Once achieved, however, his value is unclear and must be assumed threatening and disadvantageous, the value and unknown extent of which to be determined by Captain William Guinneys to whom the Board grants full warrant.'
'I am suspected of some Jacobite tendency? From what insanity does this notion spring?' Coxon asked.

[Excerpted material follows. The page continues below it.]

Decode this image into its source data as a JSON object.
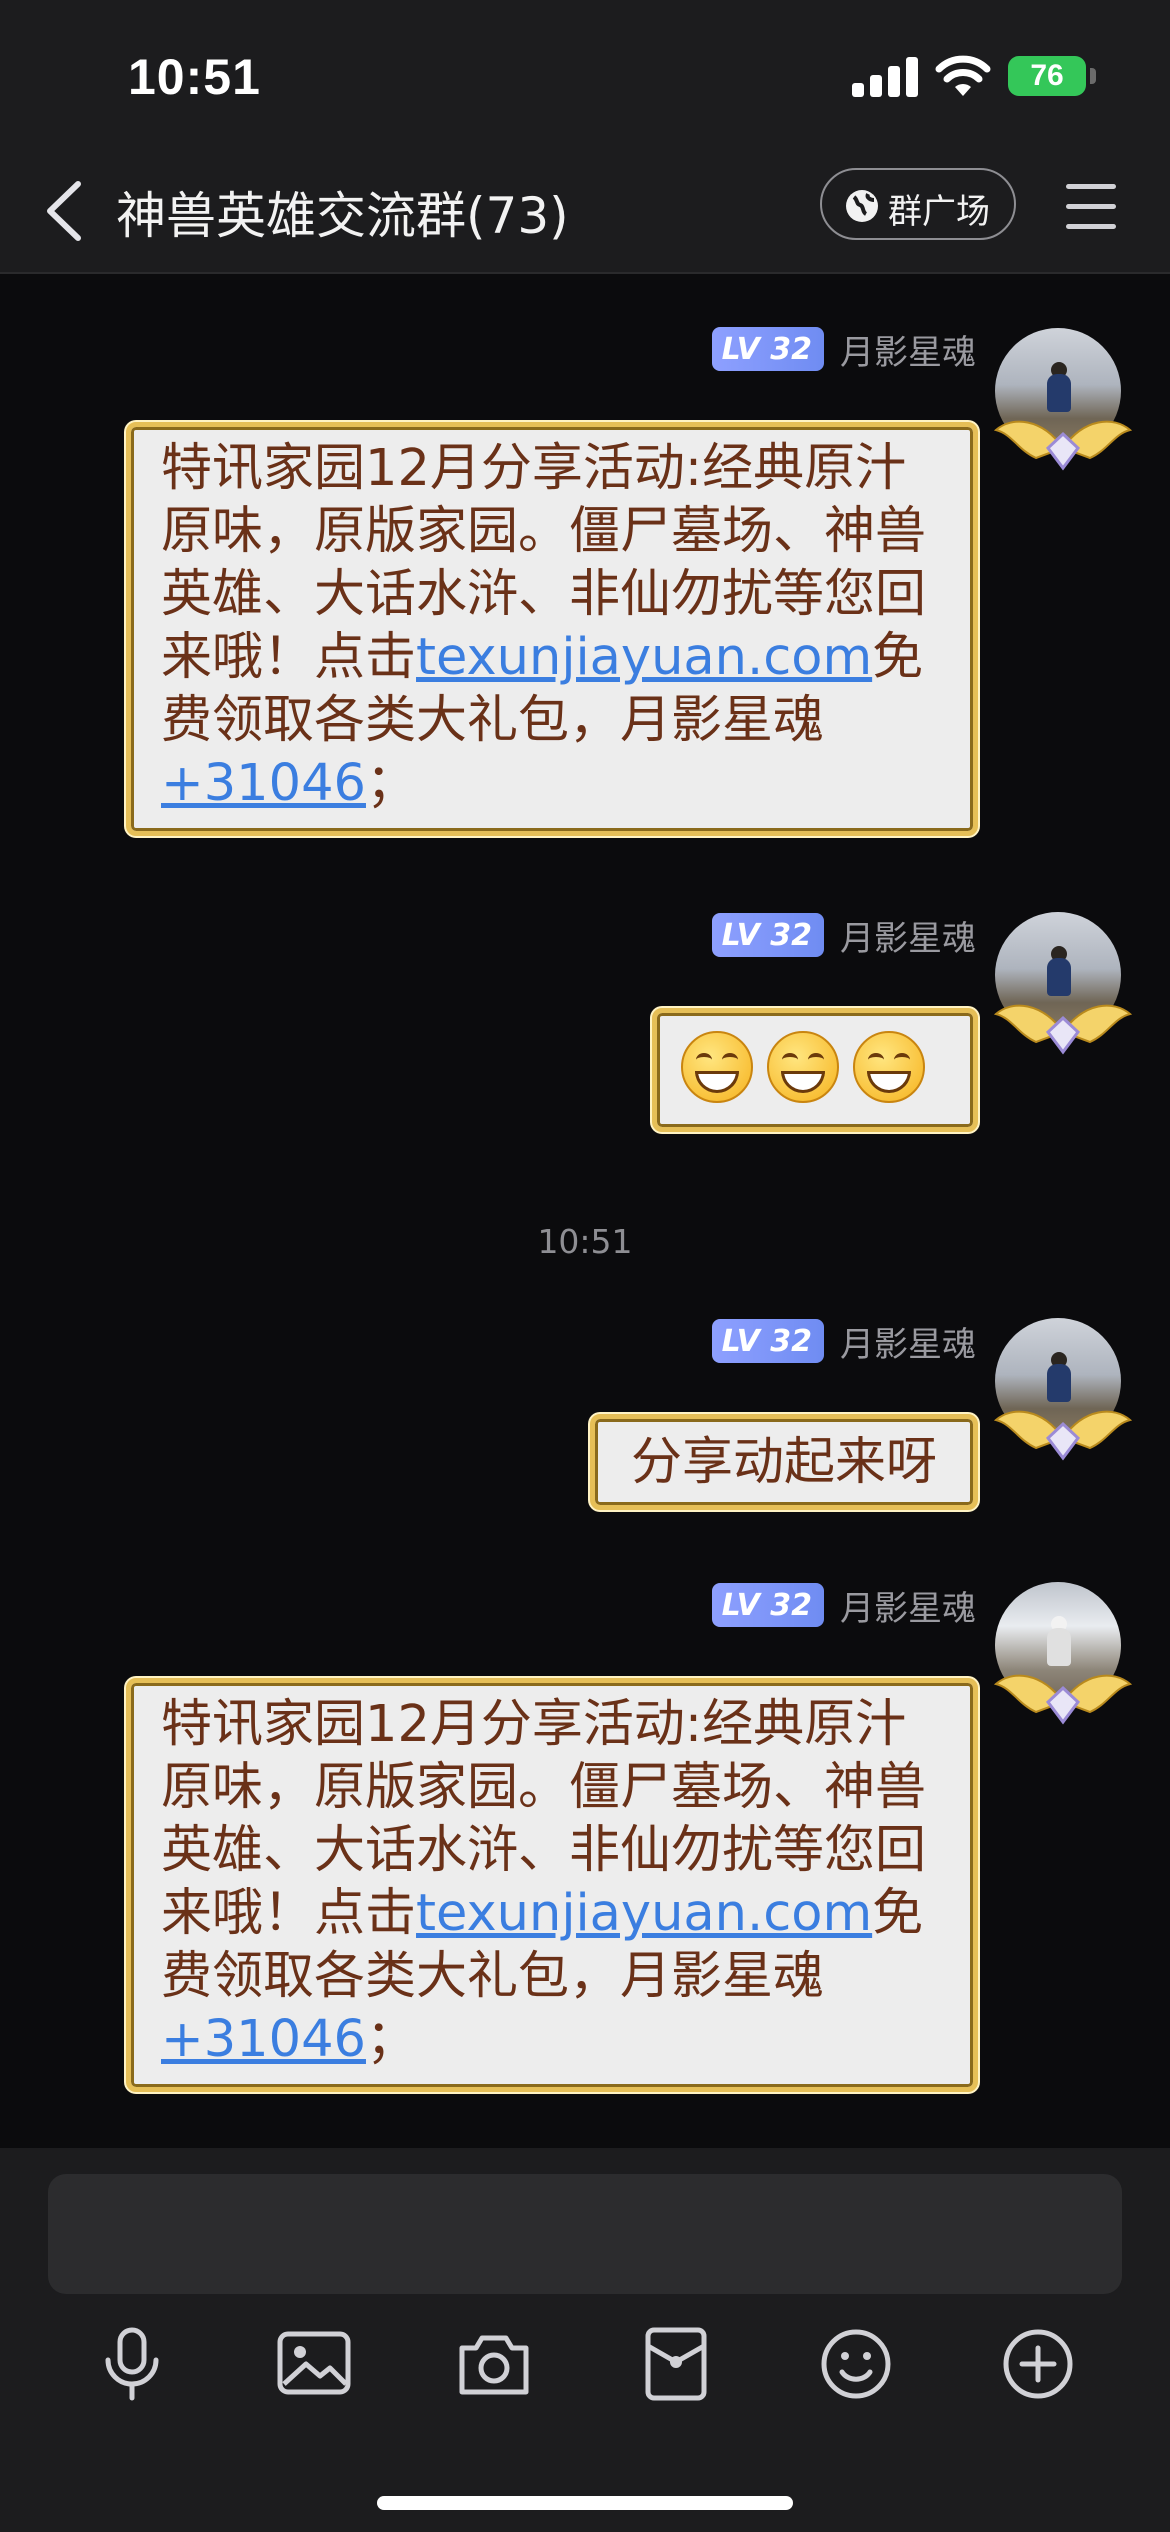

'Oh, John.' Guinneys took back the paper. 'From nothing, most probably. Gold is gold. George loves horses, don't you know? Don't take it personally.' Guinneys secreted the paper back in his vest. 'More important is the stink this will make in that confounded Parliament. Jacobite pirates have a vast gold investment to fund a restoration through Spain. Do you want to remain on half-pay forever, for I don't!'
Coxon half turned, removing Cole and Williams from his vision, his thoughts racking up like bridge pegs. Guinneys' orders were different from his own, their significance beyond his reasoning. The gold was to be taken. Taken for English coffers and blamed on the pirates. And Guinneys to help himself to a slice of it, no doubt.
The Jacobite dross was convenient. Convenient enough to remove the embarrassment that Coxon had obviously become.
Gold. Gilded blood-red. And Guinneys? What was his part? What promise had he been given? Why was Talton dead? Coxon pressed the point, for Cole and Williams to hear.